A shareholder of the three companies petitioned the Delaware Court to hold that the FFPs were not valid under Delaware law. In December, 2018, the Delaware Court of Chancery found that FFPs were in fact invalid. Specifically, “(t)he court decided that the ‘constitutive documents of a Delaware corporation cannot bind a plaintiff to a particular forum when the claim does not involve rights or relationships that were established by or under Delaware’s ‘corporate law. Because ‘the Federal Forum Provisions attempt to accomplish that feat,’ the court held that the Federal Forum Provisions are ‘ineffective and invalid.’”

The Supreme Court of Delaware just reversed that decision. After a lengthy discussion of Delaware corporate law, the Supreme Court concluded that:

FFPs are a relatively recent phenomenon designed to address the post-Cyan difficulties presented by multi-forum litigation of Securities Act claims. The policies underlying the DGCL (Delaware General Corporation Law) include certainty and predictability, uniformity, and prompt judicial resolution to corporate disputes. Our law strives to enhance flexibility in order to engage in private ordering, and to defer case-by-case law development. Delaware courts attempt ‘to achieve judicial economy and avoid duplicative efforts among courts in resolving disputes.’ FFPs advance these goals.
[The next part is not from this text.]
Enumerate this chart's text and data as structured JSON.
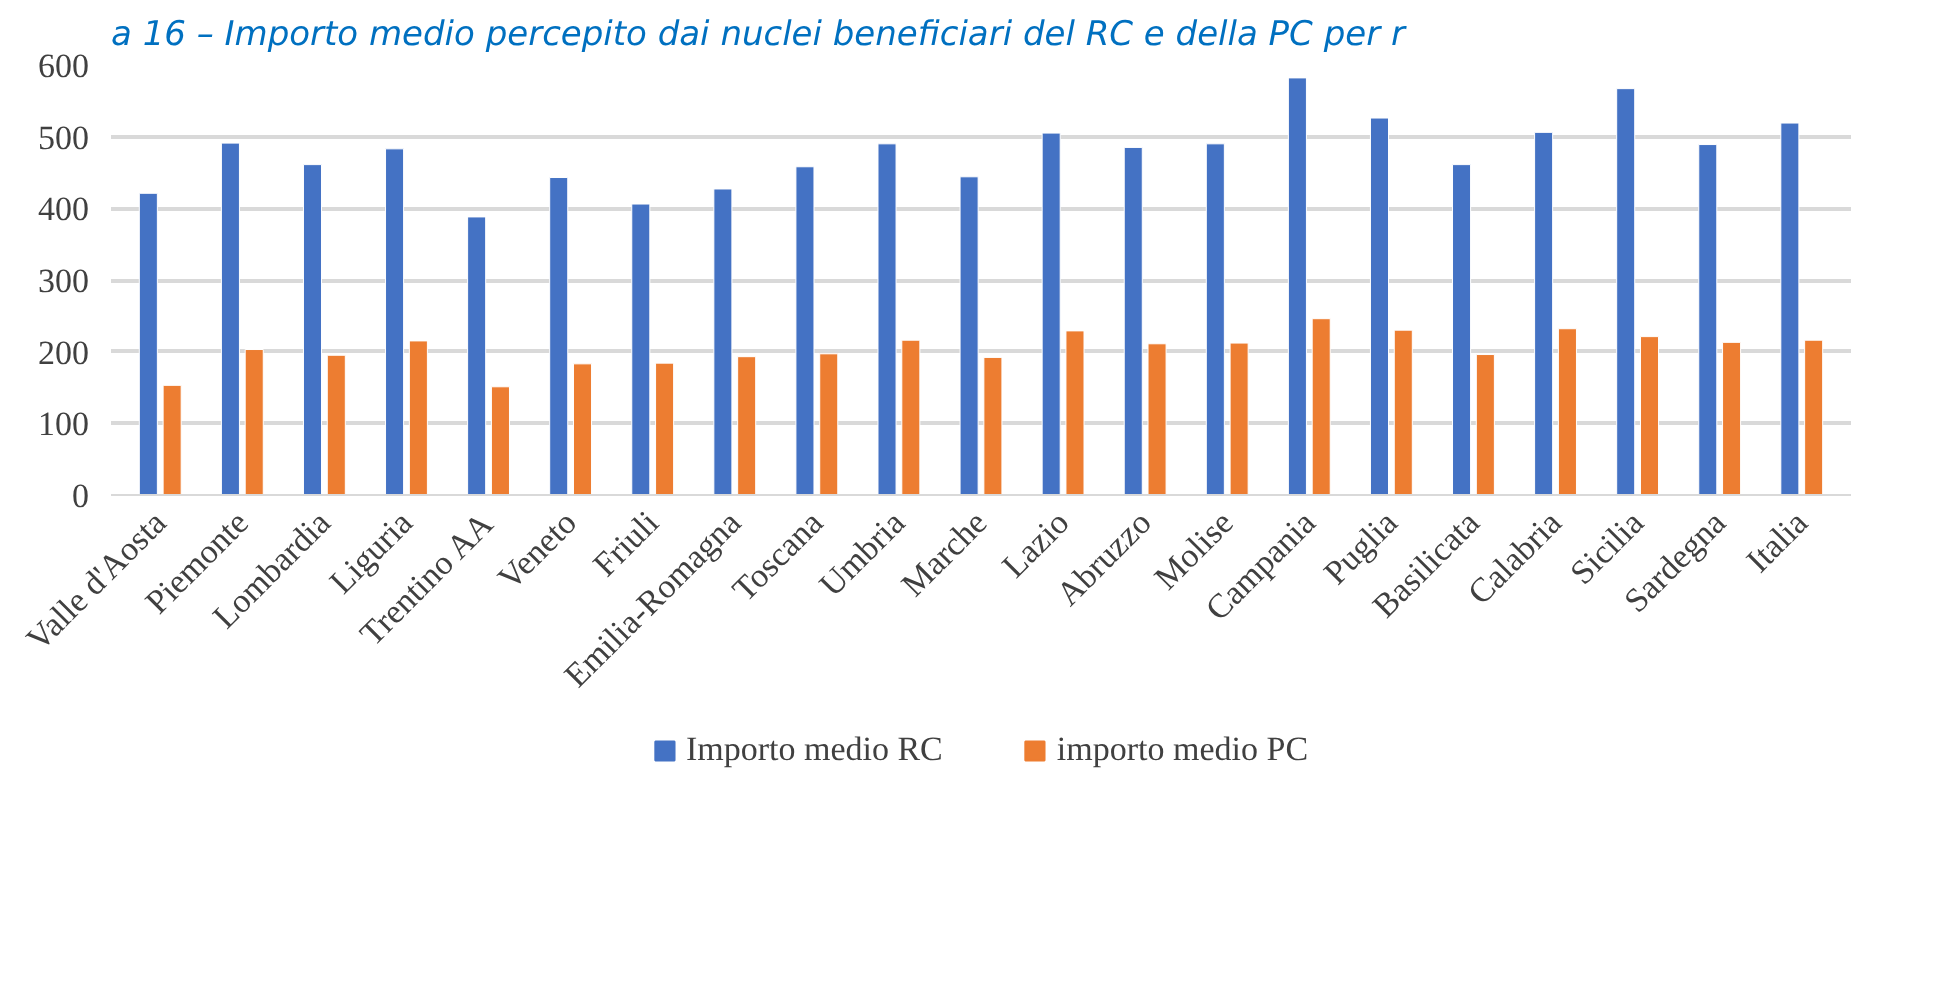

Our General Assembly has also recognized the need to maintain balance, efficiency, fairness, and predictability in protecting the legitimate interest of all stakeholders, and to ensure that the laws do not impose unnecessary costs on Delaware entities. FFPs do not violate that sense of balance as they allow for litigation of federal Securities Act claims in a federal court of plaintiff’s choosing, but also allow for consolidation and coordination of such claims to avoid inefficiencies and unnecessary costs.

Finally, our DGCL was intended to provide directors and stockholders with flexibility and wide discretion for private ordering and adapting to new situations. ‘[T]hat a board’s action might involve a new use of plain statutory authority does not make it invalid under our law, and boards of Delaware corporations have flexibility to respond to changing dynamics in ways that are authorized by our statutory law.’”

What Does This Mean?

Given the significant litigation exposure ‘33 Act filers face, this is a big win for public companies incorporated in Delaware. It is important to note that many insurers have been pursuing legislative reform around the Cyan decision. Therefore, it will be interesting to see if this decision is viewed as meaningful change by the insurance marketplace or just a step in the direction of reform.